CHAPTER 2 : Al Qaeda’s leadership
After the death of Fazam, Osama bin laden took the overall leadership of the organization and is referred to as the emir or the commander of al- Qaeda. He is advised by close confidants referred to as the shura council consisting of top al- Qaeda members. Ayman al- Zawahiri is the operations deputy of the group having merged his Egyptian Islamic Jihad into the larger organization. Though he is claimed to have been killed in a raid on his safe houses, the reports are not confirmed. The information on the rest of the command structure and their specific titles and roles is scanty though the top leaders are commonly known. However, the organization borrows heavily from radical religious leaders and Islamic militants who have not even gone through the ranks to suit its purpose when need arises. A good example is Khalid Sheik Mohammed the mastermind of the 2011 attacks on America who was basically recruited for his experience and sense of purpose. There are also different committees within its leadership structure such as the military, law, Islamic studies and a media committee all geared towards maintaining its relevance and propel its growth even further. Other than the central command centre in Afghanistan and Pakistan, the organization has a large network of commanders and field operators skilled in military training in over 40 countries,(Robert M, 2006).
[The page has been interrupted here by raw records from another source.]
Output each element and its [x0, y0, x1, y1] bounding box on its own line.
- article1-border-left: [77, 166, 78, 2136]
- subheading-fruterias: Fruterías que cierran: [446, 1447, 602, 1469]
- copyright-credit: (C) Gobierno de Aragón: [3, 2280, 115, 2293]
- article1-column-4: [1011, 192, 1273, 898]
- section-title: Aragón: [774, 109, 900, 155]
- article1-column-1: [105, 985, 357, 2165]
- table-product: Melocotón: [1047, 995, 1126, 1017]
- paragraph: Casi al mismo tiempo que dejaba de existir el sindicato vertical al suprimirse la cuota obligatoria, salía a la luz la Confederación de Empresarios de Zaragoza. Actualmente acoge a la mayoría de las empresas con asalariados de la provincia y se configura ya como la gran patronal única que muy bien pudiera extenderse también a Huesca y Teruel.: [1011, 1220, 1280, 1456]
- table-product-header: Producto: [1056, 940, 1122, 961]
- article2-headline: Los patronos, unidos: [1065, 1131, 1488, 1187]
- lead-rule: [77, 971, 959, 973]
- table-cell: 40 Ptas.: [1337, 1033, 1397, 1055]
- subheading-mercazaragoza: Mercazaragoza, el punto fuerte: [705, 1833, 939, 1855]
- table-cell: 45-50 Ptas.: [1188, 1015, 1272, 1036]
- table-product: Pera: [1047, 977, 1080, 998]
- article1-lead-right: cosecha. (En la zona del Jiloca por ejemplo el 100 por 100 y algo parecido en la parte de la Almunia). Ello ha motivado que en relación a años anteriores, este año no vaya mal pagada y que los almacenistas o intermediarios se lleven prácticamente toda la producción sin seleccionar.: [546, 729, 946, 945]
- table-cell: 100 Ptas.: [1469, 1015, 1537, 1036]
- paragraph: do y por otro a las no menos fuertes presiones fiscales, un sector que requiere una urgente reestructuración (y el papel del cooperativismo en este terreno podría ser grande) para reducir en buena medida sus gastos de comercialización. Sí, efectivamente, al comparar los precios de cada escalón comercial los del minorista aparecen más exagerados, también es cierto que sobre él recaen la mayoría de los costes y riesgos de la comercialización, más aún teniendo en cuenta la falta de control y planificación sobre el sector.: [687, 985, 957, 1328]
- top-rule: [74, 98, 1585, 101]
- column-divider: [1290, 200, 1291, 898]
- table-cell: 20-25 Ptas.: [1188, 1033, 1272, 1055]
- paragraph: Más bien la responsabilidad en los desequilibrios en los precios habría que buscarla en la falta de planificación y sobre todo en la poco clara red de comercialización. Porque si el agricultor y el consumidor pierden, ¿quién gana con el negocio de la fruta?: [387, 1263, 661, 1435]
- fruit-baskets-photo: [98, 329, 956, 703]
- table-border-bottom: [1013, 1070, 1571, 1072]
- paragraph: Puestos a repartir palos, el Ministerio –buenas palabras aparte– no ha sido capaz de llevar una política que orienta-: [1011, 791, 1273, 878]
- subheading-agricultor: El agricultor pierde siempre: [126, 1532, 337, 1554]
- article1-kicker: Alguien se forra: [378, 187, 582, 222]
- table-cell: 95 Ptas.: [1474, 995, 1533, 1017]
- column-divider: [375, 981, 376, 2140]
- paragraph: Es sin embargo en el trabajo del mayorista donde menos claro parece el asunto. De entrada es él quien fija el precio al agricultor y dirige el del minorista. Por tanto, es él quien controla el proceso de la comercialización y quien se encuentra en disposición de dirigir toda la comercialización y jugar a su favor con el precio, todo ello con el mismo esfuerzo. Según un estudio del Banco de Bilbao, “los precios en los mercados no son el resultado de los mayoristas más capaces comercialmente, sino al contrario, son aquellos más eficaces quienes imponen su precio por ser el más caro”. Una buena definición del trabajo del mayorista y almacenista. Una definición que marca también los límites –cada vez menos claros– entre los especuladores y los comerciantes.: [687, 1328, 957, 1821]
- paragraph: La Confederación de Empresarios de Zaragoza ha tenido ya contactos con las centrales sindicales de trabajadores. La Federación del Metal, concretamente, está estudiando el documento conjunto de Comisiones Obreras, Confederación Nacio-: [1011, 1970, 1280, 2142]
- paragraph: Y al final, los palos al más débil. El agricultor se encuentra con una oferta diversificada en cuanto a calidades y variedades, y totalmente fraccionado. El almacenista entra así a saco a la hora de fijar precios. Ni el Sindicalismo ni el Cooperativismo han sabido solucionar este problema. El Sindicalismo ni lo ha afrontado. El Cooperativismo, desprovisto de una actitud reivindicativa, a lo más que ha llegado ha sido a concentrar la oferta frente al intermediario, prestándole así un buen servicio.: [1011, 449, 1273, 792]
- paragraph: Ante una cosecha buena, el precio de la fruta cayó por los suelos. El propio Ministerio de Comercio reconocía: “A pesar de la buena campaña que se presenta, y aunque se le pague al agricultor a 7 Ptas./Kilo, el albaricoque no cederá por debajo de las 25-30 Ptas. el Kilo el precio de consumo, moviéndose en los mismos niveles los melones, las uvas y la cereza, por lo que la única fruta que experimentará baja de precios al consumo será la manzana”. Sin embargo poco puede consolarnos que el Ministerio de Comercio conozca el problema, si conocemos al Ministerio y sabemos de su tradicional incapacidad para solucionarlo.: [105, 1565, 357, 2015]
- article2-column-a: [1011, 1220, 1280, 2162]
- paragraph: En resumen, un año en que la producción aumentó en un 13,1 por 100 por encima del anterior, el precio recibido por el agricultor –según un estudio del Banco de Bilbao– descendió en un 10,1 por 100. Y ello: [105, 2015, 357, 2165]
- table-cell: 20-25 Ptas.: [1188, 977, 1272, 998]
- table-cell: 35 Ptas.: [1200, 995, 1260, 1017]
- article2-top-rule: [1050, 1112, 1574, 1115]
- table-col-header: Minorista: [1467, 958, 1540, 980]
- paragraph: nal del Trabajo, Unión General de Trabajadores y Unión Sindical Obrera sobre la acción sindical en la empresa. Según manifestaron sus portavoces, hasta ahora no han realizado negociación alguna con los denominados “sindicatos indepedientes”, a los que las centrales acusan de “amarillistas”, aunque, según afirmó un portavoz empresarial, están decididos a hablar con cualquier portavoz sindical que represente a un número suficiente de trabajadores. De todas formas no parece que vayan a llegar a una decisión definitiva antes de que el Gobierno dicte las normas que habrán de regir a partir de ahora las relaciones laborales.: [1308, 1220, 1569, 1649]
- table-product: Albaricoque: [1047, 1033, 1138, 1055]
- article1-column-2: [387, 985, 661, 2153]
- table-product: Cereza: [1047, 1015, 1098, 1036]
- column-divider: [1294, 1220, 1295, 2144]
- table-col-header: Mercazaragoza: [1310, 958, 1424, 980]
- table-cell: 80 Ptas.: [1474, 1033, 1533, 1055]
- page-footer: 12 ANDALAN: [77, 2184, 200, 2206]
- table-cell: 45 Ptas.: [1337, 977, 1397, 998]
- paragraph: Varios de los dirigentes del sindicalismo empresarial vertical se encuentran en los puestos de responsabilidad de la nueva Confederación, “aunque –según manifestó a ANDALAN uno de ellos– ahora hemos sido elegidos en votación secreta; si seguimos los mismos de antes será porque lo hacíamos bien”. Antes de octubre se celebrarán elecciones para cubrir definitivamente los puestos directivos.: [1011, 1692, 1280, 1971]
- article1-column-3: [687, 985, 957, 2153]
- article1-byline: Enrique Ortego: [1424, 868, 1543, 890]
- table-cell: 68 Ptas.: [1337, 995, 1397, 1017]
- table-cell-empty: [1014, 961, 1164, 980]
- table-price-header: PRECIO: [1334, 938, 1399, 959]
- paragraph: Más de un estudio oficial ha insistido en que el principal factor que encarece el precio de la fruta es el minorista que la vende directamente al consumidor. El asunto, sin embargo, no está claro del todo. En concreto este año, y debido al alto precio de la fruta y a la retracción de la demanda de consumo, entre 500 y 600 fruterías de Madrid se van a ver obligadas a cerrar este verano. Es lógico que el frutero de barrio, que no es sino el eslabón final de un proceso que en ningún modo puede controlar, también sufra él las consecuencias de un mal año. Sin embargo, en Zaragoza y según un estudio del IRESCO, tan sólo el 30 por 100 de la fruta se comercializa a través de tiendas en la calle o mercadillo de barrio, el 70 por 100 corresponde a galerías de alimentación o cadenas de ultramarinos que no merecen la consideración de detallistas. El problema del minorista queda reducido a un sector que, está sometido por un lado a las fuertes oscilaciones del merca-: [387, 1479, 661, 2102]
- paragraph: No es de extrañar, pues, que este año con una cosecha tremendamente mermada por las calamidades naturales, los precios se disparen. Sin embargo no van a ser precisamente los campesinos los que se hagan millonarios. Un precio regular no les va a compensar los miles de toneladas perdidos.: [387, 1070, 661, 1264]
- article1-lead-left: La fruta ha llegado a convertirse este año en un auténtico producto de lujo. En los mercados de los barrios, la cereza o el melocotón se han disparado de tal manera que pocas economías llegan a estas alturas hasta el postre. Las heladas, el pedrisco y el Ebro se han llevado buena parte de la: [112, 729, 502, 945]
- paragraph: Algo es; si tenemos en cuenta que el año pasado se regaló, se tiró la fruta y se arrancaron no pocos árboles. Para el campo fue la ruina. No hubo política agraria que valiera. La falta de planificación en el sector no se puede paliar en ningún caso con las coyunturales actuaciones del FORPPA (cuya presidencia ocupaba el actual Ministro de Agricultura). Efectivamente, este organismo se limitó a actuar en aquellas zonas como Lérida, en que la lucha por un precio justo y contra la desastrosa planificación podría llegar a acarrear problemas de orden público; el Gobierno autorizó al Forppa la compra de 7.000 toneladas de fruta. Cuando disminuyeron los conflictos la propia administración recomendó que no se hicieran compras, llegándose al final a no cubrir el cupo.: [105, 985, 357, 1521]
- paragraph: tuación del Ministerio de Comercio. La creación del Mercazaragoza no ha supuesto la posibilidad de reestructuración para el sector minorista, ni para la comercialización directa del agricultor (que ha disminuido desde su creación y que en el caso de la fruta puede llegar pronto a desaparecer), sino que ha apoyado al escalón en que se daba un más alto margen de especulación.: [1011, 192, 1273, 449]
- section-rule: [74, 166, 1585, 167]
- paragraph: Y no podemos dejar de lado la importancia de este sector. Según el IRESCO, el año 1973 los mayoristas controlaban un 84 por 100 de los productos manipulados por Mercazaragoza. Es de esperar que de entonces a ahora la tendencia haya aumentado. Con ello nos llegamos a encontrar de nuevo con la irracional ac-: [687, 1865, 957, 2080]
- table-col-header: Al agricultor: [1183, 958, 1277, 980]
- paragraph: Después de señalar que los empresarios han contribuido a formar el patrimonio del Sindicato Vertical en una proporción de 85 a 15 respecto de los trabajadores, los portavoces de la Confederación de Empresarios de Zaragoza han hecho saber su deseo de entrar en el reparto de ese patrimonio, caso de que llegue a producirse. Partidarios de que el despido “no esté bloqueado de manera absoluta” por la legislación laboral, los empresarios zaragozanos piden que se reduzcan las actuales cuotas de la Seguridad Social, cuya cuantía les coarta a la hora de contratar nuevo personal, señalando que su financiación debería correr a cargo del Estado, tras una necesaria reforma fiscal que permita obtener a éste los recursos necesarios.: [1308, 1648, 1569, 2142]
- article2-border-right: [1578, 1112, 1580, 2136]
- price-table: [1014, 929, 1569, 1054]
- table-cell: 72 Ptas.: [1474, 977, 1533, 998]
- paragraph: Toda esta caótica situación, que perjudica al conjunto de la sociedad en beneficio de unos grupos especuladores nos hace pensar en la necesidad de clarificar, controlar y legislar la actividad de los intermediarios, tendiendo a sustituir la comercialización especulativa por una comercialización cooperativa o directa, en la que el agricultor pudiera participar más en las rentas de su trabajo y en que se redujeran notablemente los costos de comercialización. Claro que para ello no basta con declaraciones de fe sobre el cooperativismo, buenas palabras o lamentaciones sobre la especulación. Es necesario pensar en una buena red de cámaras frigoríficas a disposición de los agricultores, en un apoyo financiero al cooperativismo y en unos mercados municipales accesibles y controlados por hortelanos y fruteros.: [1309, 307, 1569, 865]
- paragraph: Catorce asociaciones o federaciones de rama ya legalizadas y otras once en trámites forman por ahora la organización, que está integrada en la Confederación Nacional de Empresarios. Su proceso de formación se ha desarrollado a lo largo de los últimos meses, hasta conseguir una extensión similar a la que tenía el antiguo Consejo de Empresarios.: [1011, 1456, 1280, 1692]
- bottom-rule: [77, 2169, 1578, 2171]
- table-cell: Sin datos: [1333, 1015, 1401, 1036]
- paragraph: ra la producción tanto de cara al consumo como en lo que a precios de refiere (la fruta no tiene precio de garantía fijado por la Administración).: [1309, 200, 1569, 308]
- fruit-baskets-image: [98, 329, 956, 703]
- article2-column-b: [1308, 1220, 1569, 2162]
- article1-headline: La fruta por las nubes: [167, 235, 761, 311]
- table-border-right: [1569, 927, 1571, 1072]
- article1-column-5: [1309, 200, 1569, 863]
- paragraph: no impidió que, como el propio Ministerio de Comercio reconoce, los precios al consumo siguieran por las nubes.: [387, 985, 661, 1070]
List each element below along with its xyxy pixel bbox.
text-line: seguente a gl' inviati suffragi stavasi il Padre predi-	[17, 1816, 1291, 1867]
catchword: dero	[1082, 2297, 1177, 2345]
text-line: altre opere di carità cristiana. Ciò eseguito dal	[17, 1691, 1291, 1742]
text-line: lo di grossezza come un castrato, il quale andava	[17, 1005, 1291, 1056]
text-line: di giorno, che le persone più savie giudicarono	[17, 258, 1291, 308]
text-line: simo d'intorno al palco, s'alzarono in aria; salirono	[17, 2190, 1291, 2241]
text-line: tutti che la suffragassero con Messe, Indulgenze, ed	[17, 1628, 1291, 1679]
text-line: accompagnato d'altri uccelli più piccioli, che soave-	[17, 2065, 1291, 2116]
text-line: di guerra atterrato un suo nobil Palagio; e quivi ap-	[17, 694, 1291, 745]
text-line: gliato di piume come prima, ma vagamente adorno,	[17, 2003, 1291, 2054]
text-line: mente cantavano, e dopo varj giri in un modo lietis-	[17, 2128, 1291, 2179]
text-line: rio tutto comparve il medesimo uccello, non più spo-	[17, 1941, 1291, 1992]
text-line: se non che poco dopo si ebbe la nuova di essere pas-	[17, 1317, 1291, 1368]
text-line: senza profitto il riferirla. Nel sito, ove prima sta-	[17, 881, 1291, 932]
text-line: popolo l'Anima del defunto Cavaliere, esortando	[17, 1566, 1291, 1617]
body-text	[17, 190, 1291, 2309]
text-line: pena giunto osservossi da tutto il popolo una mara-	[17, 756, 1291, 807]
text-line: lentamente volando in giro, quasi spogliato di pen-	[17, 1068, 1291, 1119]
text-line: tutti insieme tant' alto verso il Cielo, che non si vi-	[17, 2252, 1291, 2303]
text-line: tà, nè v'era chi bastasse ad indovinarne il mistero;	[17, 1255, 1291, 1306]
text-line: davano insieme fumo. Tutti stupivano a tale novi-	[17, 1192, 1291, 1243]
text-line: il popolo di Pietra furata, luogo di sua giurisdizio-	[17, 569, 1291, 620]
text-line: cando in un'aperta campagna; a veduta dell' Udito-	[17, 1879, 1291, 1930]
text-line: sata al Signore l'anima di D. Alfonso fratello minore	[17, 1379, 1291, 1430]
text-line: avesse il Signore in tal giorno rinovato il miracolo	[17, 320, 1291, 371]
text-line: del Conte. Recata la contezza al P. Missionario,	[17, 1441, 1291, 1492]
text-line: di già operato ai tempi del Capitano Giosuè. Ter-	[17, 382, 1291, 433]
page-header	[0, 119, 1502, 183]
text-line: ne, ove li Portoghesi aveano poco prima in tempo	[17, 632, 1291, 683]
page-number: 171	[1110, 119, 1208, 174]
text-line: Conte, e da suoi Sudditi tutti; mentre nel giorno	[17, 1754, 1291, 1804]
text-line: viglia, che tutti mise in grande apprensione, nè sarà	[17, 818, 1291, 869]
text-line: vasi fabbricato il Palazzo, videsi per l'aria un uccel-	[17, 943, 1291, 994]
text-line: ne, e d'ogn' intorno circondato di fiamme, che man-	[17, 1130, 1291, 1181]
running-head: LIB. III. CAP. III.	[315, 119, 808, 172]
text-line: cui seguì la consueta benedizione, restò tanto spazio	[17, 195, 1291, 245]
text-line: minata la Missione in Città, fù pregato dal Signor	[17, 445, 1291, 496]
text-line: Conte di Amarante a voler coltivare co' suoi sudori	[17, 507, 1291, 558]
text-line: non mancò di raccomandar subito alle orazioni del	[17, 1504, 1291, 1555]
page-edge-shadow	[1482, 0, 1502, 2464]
Some scholars and even journalists have refuted these solid structures claiming that al- Qaeda is not exactly an organization but an idea or approach that different terrorist groups use to vent their anger against western powers as observed in the BBC documentary the power of nightmares. Following the demise of Taliban in Afghanistan, there was some hope that the organization might have gone into oblivion but sporadic attacks by different groups in many continents with affiliation to al- Qaeda still point to a close leadership structure. The relative similarity in the execution of its attacks points to the likelihood of a well structure organization which no government would like to take for granted.